La consommation en électricité et en gaz augmente dans des proportions importantes, tandis que celle des carburants diminue. Cela constitue un problème complexe et difficile pour le pays.

Aussi, le ministre de l’Energie,  M. Mustapha Guitouni, a recommandé, hier à l’occasion de la présentation par la Commission de régulation de l’électricité et du gaz (Creg) du programme d’approvisionnement du marché national en gaz naturel pour la période 2019-2028, de faire fléchir très sensiblement la croissance de la consommation interne en énergie. Il a demandé au régulateur d’exposer de manière pédagogique l’évolution de la consommation et de prodiguer des conseils aux abonnés et aux clients (agriculteurs, industriels…) de Sonelgaz. L’Algérien consomme 10 fois plus d’électricité qu’un Européen. Sonelgaz a réfléchi au prix social que les populations à bas revenus ont à payer. Le problème est que tout le monde en profite, pauvres et riches.
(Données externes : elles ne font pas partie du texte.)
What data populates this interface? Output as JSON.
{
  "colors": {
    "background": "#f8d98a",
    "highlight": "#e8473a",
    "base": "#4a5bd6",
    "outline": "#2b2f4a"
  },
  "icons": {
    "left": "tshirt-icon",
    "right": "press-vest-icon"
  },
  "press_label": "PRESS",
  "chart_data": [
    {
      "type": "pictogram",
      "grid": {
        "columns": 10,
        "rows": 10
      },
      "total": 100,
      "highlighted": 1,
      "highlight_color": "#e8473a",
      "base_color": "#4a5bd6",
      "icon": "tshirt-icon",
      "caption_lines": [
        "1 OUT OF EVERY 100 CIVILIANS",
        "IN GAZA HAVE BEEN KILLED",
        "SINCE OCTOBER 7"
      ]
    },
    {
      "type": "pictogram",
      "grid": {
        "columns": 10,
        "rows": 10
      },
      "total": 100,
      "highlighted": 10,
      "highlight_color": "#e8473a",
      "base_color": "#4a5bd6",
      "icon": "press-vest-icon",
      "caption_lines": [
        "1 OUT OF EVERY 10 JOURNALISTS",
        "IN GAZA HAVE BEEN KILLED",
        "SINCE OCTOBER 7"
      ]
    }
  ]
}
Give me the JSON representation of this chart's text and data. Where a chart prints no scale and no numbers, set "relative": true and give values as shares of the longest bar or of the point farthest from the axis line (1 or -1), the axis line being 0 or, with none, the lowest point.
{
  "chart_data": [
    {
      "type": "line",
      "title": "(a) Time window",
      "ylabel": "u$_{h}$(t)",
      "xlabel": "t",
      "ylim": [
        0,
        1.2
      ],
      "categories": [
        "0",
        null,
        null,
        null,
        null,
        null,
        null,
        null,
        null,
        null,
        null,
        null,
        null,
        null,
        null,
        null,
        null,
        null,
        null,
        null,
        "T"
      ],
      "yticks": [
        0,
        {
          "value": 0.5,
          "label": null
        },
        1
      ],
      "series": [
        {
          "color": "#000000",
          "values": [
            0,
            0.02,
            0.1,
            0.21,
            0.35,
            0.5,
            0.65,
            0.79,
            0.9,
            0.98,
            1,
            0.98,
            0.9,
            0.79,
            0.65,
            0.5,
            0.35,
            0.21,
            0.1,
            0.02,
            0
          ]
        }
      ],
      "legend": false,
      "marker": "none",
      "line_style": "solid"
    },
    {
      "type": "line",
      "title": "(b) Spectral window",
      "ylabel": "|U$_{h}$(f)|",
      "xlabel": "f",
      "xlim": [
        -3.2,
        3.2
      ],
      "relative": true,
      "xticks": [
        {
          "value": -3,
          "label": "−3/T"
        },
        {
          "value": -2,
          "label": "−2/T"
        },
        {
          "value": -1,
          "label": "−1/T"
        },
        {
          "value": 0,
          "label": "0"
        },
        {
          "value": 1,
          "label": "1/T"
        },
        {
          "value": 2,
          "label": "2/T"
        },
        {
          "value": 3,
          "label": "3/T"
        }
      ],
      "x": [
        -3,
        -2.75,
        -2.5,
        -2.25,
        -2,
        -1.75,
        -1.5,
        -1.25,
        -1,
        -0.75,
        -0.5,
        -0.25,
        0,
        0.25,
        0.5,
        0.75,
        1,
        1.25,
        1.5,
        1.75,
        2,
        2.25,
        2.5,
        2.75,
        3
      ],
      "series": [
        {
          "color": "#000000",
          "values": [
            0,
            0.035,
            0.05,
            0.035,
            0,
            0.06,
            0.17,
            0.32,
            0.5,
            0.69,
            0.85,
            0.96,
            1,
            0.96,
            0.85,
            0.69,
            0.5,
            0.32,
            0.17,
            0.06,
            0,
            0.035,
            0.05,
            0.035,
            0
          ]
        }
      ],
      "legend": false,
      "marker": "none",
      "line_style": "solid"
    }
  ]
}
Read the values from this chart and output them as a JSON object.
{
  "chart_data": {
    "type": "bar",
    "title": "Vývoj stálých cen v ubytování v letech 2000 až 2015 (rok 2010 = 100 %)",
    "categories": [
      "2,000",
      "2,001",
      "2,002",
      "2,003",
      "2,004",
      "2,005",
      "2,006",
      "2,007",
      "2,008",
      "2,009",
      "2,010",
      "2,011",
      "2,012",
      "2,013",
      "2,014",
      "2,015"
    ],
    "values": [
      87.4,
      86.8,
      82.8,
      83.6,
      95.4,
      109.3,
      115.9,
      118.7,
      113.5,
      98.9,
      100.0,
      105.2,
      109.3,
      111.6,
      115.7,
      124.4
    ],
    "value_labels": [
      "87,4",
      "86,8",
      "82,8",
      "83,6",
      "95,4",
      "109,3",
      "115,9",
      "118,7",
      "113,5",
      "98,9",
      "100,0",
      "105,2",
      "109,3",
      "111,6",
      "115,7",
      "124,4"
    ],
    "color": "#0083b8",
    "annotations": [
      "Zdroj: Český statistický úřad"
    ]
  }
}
«Cela ne peut pas continuer indéfiniment», a souligné le ministre. Il a ajouté que «le prix réel du kWh est de 10,54 dinars. Son prix de vente moyen est de l’ordre de 4 dinars. Le Trésor public prend sur lui, au titre de subventions au secteur de l’énergie, 7 dinars. Il faut agir», a-t-il dit, en instaurant une vraie culture de rationalisation et de non-gaspillage de cette énergie, puisée à la base des énergies fossiles. Une énergie très chère et problématique dans de nombreux pays notamment en Afrique où l’énergie électrique est rationnée. Il faut sensibiliser tout le monde, estimant qu’au-delà des économies à faire en matière gazière, l’objectif étant d’atteindre 415 kW par foyer, un niveau de consommation raisonnable. Il a en outre indiqué que la Sonelgaz, à travers ses différents démembrements régionaux, entend accroître ses efforts pour concrétiser ses programmes d’investissements, améliorer ses prestations et produire plus d’électricité conventionnelle et non conventionnelle. Cet effort devrait conduire à un changement progressif du modèle de consommation d’énergie dans un pays qui fait partie des rares pays au monde à afficher un taux de pénétration électrique dans les foyers de 98%.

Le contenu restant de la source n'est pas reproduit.